Un paese di cartapesta. Scuole e ospedali, ponti e gallerie, edifici pubblici e privati costruiti con «cemento taroccato», depotenziato con la sabbia e allungato con acqua. Quello dell’ospedale San Giovanni di Dio di Agrigento non è un caso isolato, ma la punta di un iceberg di un «gigante dai piedi d’argilla» che arricchisce la cosche mafiose. È quanto rivela un dossier stilato da Legambiente sulle costruzioni dal «cemento fasullo», intitolato: «Le mani della criminalità dietro appalti e imprese del calcestruzzo».
Ne emerge una mappa sconcertante, nella quale edifici pubblici rischiano di sbriciolarsi come castelli di sabbia, come è successo con il terremoto in Abruzzo: scuole calabresi, il commissariato di Polizia di Castelvetrano nel trapanese, interi padiglioni di ospedali siciliani, gallerie e autostrade dal Molise al Veneto. Una scia di sabbia che dal Sud sale al Nord con le betoniere di società gestite direttamente dai clan, oppure da ditte che, risparmiando milioni sul cemento, pagano un «pizzo» alle mafie. Cemento taroccato violando la norma Uni En 206-1 sull’equilibrio dell’impasto, quando non vengono usati rifiuti tossici, come a Crotone.
Un sistema mafioso scoperto dalle Procure spesso grazie alle intercettazioni telefoniche. Un rete sull’uso di soldi pubblici che «ingrassano un sistema mafioso-clientelare che ha i suoi addentellati fin dentro le istituzioni», come denunciò Giovanni Falcone.
Il primato della SiciliaIl commissariato di Polizia di Castelvetrano, che pure sorge su un bene confiscato alla mafia, la sede dela Calcestruzzi Mzara Spa era già stata accertata come quartier generale di Cosa Nostra, tant’è che oggi, finalmente, il 90 per cento della produzione di calcestruzzo è in mano dello Stato, sottratta ai boss. A rischio anche i palazzi di Messina, ad alto rischio sismico, costruiti con cemento povero nella piena consapevolezza dei costruttori Pellegrino. E così sotto inchiesta sono gli aeroporti di Palermo e Trapani, il porto turistico di Balestrate, il lungomare di Mazara del Vallo e altri edifici.

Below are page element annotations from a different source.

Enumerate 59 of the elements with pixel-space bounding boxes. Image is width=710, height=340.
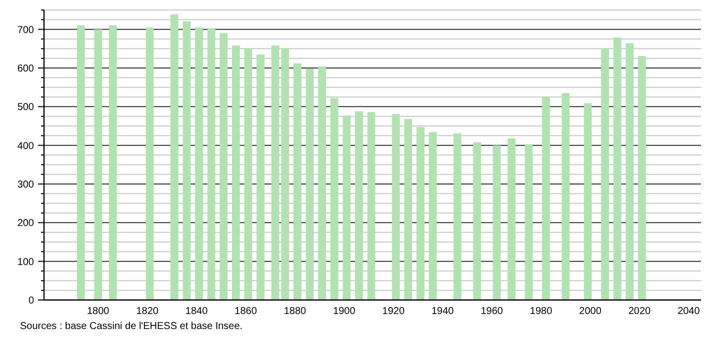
bar (195, 27, 203, 300)
bar (404, 119, 412, 300)
bar (584, 103, 592, 300)
x-tick-label: 1940 (432, 306, 454, 317)
x-tick-label: 2000 (579, 306, 602, 317)
bar (330, 98, 338, 300)
y-tick-label: 600 (17, 64, 34, 74)
bar (256, 54, 264, 300)
bar (108, 25, 117, 300)
bar (342, 116, 351, 300)
bar (626, 43, 634, 300)
bar (232, 46, 240, 300)
bar (318, 66, 326, 300)
x-tick-label: 1980 (530, 306, 553, 317)
y-tick-label: 700 (17, 24, 34, 36)
bar (492, 145, 501, 300)
x-tick-label: 1800 (87, 306, 110, 317)
bar (638, 56, 646, 300)
bar (524, 144, 533, 300)
bar (473, 142, 482, 300)
bar (220, 33, 228, 300)
y-tick-label: 0 (28, 296, 34, 306)
y-tick-label: 200 (17, 218, 34, 230)
bar (182, 21, 191, 300)
bar (392, 114, 400, 300)
bar (76, 25, 85, 300)
x-tick-label: 2040 (678, 306, 700, 317)
bar (294, 63, 302, 300)
x-tick-label: 1880 (284, 306, 307, 317)
x-tick-label: 1840 (185, 306, 208, 317)
bar (562, 93, 570, 300)
bar (94, 29, 102, 300)
bar (146, 27, 154, 300)
x-tick-label: 2020 (628, 306, 652, 317)
y-tick-label: 100 (17, 256, 34, 268)
x-tick-label: 1820 (136, 306, 159, 317)
x-tick-label: 1860 (234, 306, 258, 317)
bar (428, 132, 437, 300)
bar (271, 46, 280, 300)
bar (244, 48, 252, 300)
bar (170, 14, 178, 300)
bar (508, 138, 516, 300)
bar (367, 112, 376, 300)
bar (601, 48, 609, 300)
source-note: Sources : base Cassini de l'EHESS et base Insee. (20, 321, 243, 332)
bar (281, 48, 290, 300)
bar (416, 127, 424, 300)
x-tick-label: 1900 (333, 306, 356, 317)
bar (453, 133, 462, 300)
y-tick-label: 500 (17, 102, 34, 114)
bar (542, 97, 550, 300)
bar (306, 68, 314, 300)
y-tick-label: 300 (17, 180, 34, 190)
y-tick-label: 400 (17, 140, 34, 152)
bar (207, 28, 216, 300)
x-tick-label: 1920 (382, 306, 405, 317)
bar (613, 37, 622, 300)
bar (355, 111, 363, 300)
x-tick-label: 1960 (480, 306, 504, 317)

Un giro d’affari di almeno 50 milioni l’anno, che ingrassano i boss.
Su 48 edifici pubblici verificati dalla Protezione civile siciliana, 43 non hanno superato i test antisismici, fatti con «cemento molle».

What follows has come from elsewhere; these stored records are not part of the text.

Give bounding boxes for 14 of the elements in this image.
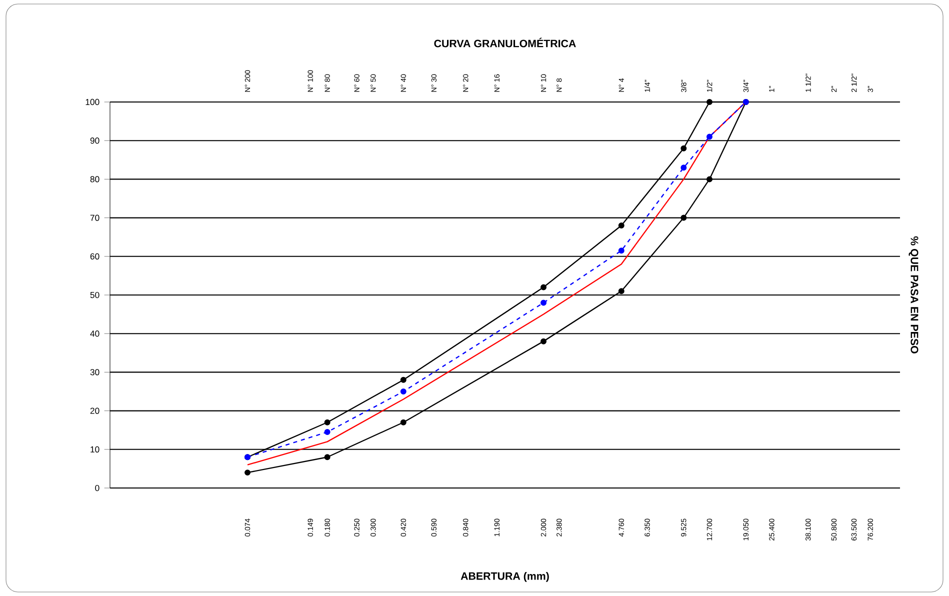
y-tick-label: 90: [90, 138, 100, 144]
y-tick-label: 10: [90, 446, 100, 452]
y-tick-label: 70: [90, 214, 100, 221]
y-tick-label: 50: [90, 292, 100, 298]
y-tick-label: 20: [90, 408, 100, 414]
y-tick-label: 30: [90, 369, 100, 376]
y-tick-label: 80: [90, 176, 100, 182]
y-tick-label: 0: [95, 484, 100, 492]
chart-title: CURVA GRANULOMÉTRICA: [434, 38, 576, 48]
y-tick-label: 40: [90, 330, 100, 337]
y-axis-title: % QUE PASA EN PESO: [908, 236, 918, 354]
x-axis-title: ABERTURA (mm): [460, 572, 549, 582]
y-tick-label: 60: [90, 253, 100, 260]
y-tick-label: 100: [86, 98, 100, 106]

La Calabria«Metti meno cemento e più sabbia», raccomandava al telefono un boss della mala reggina al compare, per la costruzione della scuola pubblica Euclide a Bova Marina. E l’altro protestava perché troppa sabbia avrebbe inceppato la pompa, non perché l’edificio non avrebbe retto.
Nel bel mezzo della costruzione da parte delle «Condotte Spa», una galleria è crollata sulla statale 106 in provincia di Reggio Calabria: salvi per un pelo gli operai, fuggiti in tempo: era stato usato pessimo calcestruzzo, fornito da due imprese legate alle cosche Morabito-Bruzzaniti-Palamara, come ha rivelato poi l’indagine della Dda.
A Tropea la scuola media in via Coniugi Crigna è in piedi per miracolo, scrive il dossier di Legambiente, fatta più con la sabbia della vicina spiaggia che con cemento. E a Crotone per gli impasti sono stati usati anche rifiuti tossici (come ha scoperto l’inchiesta «Leucopetra» della procura di Reggio Calabria); nell’intera città, per altro, scorie tossiche della lavorazione dello zinco sono state «smaltite» nelle strade, nei parcheggi e nelle scuole.
Il Molise dai piedi d’argilla
È il nome dell’inchiesta sulla costruzione della Variante di Venafro, nove chilometri sulla termoli San Vittore: con prove di laboratorio falsificate sul calcestruzzo sono stati truffati l’Anas (che ha speso due milioni di euro in più per cambiare i piloni) e i cittadini.
l record Campano
Per il cemento di mafia e l’abusivismo edilizio, spiega il dossier. Nel colloquio tra un imprenditore e suo figlio (ribellatisi alle cosche), commentano che «le betoniere di quella ditta trasportano lota…», monnezza. Sono le betoniere della ditta «Dipendenti Cafa 90 srl». risalente al clan Polverino (sequestrati 17mila ettari di terreno). Con il calcestruzzo «taroccato» sono state costruite case abusive nella zona di Camaldoli, o usato per i grandi parcheggi nella zona del Vomero. E chi ha denunciato la truffa si è beccato due colpi di pistola alle gambe.